Sul neo ministero dell’agricoltura e “sovranità alimentare”

E’ indubbio che ormai da diversi anni, almeno da quando si sono manifestati evidenti sintomi di attrito e instabilità sul fronte delle collaborazioni economiche internazionali tra il blocco occidentale-USA e quello orientale (soprattutto la Cina, anche in termini di dazi) e ora anche con la Russia, i problemi sulle catene di approvigionamento globalizzate, vi sia la tendenza da parte di Europa e USA di perseguire politiche di sovranità, ossia indipendenza anche geopolitica, in diversi settori, tra cui certamente il tecnologico-digitale e l’alimentare.

Non stupisce perciò trovare il termine “sovranità”nel nome del nuovo ministero agricolo, trovo anzi abbia molto senso e coerenza.

Tutto sta a vedere semmai come tale sovranità sarà intesa e interpretata dal neo ministro F. Lollobrigida.

L’auspicio è però quello che il termine sovranità sia accompagnato da una riforma generale e radicale dell’agricoltura italiana, per farla discostare dal modello finora prevalente basato su sussidi all’intensivo, per dare davvero spazio a modelli su più piccola scala, famigliari, diffusi, naturali, legati a filiere corte, alla rigenerazione dei paesaggi e agro-ecologia, allo sviluppo della biodiversità. Tutte tematiche in parte discusse anche a livello di Comunità Europea ma poi in buona parte disattese nei fatti quando si è passati ad emanare pacchetti legislativi come il PAC, che riserva tuttora la maggior parte dei finanziamenti ai modelli agricoli e zootecnici intensivi.

Trovo davvero assurdo oggi andare al supermercato e trovare in prevalenza prodotti, di scarsissima qualità, provenienti da Spagna, Sud America, tutta roba che potrebbe produrre benissimo l’Italia, creando anche occupazione e formazione utile.

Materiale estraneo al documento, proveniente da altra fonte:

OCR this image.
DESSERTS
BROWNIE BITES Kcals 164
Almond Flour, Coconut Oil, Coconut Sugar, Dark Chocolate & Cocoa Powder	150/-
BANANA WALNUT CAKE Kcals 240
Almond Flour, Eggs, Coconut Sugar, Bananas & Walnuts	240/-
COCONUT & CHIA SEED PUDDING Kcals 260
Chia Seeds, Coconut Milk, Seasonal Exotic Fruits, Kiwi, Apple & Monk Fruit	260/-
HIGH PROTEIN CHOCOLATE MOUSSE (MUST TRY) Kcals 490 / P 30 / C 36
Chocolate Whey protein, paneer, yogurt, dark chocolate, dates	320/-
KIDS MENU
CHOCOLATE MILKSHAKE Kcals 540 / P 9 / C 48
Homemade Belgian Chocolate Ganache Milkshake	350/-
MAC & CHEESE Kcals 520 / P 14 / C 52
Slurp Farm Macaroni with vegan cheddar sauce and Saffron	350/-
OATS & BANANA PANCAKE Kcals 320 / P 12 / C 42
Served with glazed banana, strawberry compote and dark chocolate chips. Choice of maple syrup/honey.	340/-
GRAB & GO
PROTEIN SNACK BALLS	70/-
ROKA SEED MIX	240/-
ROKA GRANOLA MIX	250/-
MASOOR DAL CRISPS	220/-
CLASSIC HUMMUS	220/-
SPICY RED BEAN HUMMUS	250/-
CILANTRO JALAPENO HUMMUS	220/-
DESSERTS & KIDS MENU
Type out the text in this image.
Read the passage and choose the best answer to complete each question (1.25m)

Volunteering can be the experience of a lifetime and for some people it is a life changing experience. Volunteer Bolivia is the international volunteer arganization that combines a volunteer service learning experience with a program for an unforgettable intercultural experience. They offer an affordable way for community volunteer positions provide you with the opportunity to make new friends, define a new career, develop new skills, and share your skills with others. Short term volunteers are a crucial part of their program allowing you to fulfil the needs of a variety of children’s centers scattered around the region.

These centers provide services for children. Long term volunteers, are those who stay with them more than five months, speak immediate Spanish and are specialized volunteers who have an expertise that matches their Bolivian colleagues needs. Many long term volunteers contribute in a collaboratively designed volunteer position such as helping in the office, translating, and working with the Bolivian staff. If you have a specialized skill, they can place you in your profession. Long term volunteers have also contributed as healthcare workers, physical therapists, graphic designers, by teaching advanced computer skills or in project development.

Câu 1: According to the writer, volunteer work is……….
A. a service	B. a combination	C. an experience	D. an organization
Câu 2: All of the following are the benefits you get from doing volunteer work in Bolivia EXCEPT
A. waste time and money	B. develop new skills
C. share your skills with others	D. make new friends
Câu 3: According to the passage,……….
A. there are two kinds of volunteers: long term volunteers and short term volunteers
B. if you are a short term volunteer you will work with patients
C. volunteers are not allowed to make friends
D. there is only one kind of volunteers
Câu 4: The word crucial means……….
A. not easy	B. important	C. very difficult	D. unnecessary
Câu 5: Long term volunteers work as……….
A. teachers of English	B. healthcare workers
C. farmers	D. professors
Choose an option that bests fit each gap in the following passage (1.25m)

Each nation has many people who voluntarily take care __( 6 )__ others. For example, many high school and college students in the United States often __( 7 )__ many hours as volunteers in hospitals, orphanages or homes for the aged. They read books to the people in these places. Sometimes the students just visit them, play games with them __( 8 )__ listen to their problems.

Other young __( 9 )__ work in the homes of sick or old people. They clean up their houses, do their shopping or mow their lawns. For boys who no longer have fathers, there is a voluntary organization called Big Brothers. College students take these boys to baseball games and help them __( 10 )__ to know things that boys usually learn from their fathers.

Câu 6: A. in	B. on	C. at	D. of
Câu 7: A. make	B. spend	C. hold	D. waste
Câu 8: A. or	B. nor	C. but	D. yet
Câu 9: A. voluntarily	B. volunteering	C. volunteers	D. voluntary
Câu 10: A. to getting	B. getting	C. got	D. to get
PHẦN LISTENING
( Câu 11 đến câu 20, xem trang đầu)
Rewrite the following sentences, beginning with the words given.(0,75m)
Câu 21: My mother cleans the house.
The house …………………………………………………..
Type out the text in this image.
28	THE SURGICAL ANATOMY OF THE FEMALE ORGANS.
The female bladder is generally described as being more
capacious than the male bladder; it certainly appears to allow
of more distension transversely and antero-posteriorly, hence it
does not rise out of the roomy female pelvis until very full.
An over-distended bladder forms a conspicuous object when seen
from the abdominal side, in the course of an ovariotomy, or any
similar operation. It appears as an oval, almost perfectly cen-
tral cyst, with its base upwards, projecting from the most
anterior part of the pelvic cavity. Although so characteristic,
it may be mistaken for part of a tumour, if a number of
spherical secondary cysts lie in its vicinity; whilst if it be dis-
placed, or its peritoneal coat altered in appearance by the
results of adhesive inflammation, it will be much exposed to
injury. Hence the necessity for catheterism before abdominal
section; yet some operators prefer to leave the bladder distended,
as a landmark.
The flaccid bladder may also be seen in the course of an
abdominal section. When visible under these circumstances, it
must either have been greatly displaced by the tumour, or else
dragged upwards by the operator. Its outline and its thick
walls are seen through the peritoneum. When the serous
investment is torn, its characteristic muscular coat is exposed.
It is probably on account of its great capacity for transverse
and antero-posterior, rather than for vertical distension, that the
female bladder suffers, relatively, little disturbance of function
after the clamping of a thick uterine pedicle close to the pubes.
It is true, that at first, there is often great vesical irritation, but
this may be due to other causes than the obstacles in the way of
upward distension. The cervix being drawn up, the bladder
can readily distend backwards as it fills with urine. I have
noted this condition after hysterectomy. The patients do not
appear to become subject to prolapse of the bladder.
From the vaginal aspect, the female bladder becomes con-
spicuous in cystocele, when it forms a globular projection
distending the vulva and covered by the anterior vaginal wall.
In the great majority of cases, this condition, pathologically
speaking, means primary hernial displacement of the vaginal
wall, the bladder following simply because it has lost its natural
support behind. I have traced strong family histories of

L’Italia è anche il maggior importatore di carne Brasiliana, rendendo quindi complice il nostro paese della devastazione della foresta amazzonica. Per la carne, in verità, più che produrcela tutta in casa, occorrerebbe proprio tendere alla riduzione drastica dei consumi, dati gli enormi impatti etici e ambientali del settore zootecnico, davvero insostenibile sotto ogni aspetto.

E il grano da Ucraina e Canada, quando il nostro paese e il centro sud (Puglia, Sicilia) erano definiti fino a prima della Guerra “il granaio d’Europa”?

Ecco allora che intesa così, la sovranità alimentare è qualcosa di davvero logico e da perseguire, se finalizzato sia alla sostenibilità ambientale dei prodotti e delle attività, alla garanzia di salubrità, ma anche alla resilienza rispetto a catene di fornitura globalizzate che non hanno nessun senso e sono palesemente insostenibili.

Se usciremo dalla logica puramente mercificatoria di qualcosa che dovrebbe essere un diritto di base per tutti, ossia un cibo disponibile e sano per tutti, non guardando essenzialmente a dinamiche commerciali, di profitto e di inport/export tra nazioni, allora la direzione potrebbe essere quella giusta.

Questo non significa dover chiudere alle esportazioni e importazioni, ma almeno limitarle solo a ciò che davvero non può essere prodotto in Italia, rilanciando e riconfigurando il nostro sistema economico nazionale, che certamente gioverebbe da un rafforzamento e a un ritorno a modelli agricoli davvero sostenibili e diffusi nei territori, almeno laddove il suolo non è stato completamente ricoperto e perso per sempre a causa della devastante cementificazione degli ultimi decenni, oppure reso sterile da pratiche agricole intensive, fossili, predatorie, che andrebbero assolutamente abbandonate al più presto.

Auguri perciò al nuovo ministro dell’Agricoltura e della sovranità alimentare.

Fabrizio Cortesi, associato SEquS e membro del direttivo nazionale.